UKJN: Did you ever do the George Harrison thing and go off and learn with a great master under a tree or by a fast-flowing river?

JM: Ha! No! Funniest thing about Indian music is the perception of it from the west. The whole hippy movement affected how people in the west listen to Indian music with joss sticks burning and tie dye being worn. However, Indians see it quite differently with taalim (training) and riyaz (practice) being very important and sometimes instilled quite forcefully. I studied from Clem Alford, Wajahat Khan and Pandit Subroto Roy Chowdhury all of whom had different approaches to teaching which shaped my playing style.

UKJN: You revived the group in the 1990s with your father involved. What was the story there? Hadn’t the world around you changed quite a bit?

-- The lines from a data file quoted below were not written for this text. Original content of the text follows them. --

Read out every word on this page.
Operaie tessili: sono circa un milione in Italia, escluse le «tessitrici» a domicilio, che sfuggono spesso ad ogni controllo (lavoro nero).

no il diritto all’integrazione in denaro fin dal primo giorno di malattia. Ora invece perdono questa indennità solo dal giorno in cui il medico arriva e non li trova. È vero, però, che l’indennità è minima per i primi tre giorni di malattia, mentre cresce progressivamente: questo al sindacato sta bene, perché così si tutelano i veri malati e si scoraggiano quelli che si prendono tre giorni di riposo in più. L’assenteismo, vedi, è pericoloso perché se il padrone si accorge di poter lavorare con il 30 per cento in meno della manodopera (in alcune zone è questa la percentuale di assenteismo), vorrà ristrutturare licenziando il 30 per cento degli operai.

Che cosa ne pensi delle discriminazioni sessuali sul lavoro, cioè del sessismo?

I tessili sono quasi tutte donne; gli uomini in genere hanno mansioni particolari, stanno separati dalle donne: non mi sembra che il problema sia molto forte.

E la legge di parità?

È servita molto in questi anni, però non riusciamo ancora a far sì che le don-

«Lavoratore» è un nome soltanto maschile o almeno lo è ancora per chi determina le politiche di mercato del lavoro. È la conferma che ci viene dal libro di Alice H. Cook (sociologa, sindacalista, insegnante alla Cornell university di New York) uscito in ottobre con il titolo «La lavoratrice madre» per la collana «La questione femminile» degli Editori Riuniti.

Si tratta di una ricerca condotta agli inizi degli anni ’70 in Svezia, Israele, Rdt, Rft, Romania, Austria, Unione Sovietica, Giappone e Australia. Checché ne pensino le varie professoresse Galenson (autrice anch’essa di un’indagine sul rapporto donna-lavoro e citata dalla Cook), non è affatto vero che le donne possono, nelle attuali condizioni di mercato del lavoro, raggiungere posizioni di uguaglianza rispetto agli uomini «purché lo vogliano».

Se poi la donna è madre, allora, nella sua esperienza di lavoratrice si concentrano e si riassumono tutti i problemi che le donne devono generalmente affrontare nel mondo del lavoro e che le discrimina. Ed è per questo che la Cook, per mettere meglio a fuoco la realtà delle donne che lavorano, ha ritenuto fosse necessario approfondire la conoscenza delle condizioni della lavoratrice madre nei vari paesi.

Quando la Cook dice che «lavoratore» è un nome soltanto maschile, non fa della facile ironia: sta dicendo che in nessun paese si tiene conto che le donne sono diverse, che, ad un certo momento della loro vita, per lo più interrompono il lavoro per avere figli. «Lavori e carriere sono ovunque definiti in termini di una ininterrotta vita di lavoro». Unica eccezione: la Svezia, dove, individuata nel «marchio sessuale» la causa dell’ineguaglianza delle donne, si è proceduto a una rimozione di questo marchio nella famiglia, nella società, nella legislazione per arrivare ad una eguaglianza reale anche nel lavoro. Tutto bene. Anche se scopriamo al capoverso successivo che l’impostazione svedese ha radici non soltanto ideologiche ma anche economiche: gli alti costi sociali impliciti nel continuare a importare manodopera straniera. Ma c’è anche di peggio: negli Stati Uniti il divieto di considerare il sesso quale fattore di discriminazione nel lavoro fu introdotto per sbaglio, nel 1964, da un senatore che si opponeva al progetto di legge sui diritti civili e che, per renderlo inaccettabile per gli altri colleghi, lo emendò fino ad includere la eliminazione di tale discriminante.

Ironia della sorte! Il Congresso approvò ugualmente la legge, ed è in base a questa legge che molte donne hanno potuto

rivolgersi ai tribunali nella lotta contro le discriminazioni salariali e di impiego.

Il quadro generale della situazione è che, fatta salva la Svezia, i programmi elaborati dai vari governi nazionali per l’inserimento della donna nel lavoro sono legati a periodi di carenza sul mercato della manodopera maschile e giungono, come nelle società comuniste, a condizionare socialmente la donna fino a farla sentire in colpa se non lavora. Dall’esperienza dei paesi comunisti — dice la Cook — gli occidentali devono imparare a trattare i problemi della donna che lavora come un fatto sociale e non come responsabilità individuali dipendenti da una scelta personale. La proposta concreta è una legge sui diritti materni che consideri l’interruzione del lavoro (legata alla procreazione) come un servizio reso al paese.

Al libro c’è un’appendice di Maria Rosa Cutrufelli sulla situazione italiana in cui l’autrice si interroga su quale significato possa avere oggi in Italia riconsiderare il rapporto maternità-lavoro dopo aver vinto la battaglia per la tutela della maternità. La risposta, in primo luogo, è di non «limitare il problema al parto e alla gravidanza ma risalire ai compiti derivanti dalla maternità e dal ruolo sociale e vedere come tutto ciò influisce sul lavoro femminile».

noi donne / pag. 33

JM: In the late 1980s my father gained the position of composer in residence at Birmingham Conservatoire, and the students were extremely interested in his Indo-Jazz work. He formed a group which explored the compositions but there were no Indian musicians there at that time. By the time I arrived at the Conservatoire there were more and we were able to form the full band, which was approached by Nimbus Records to record a new take on the old band and include new pieces. In total we did four new albums and toured India, Sri Lanka & Bangladesh but when my father passed away in 2004 I just didn’t have the heart to carry on with the band. I did a concert of Dhammapada and Indo-Jazz materials a few years ago but nothing else since.

UKJN: Tell LJN readers about the concert on 16 November and what you will be playing

JM: 16 November will see the first time the full Indo-Jazz Fusions band has played since 2002. We will be playing my father’s original compositions from the 1960’s. It will be a great evening with great players from The Royal Academy of Music led by Nick Smart (Head of Jazz), myself on sitar and Mitel Purohit on tabla.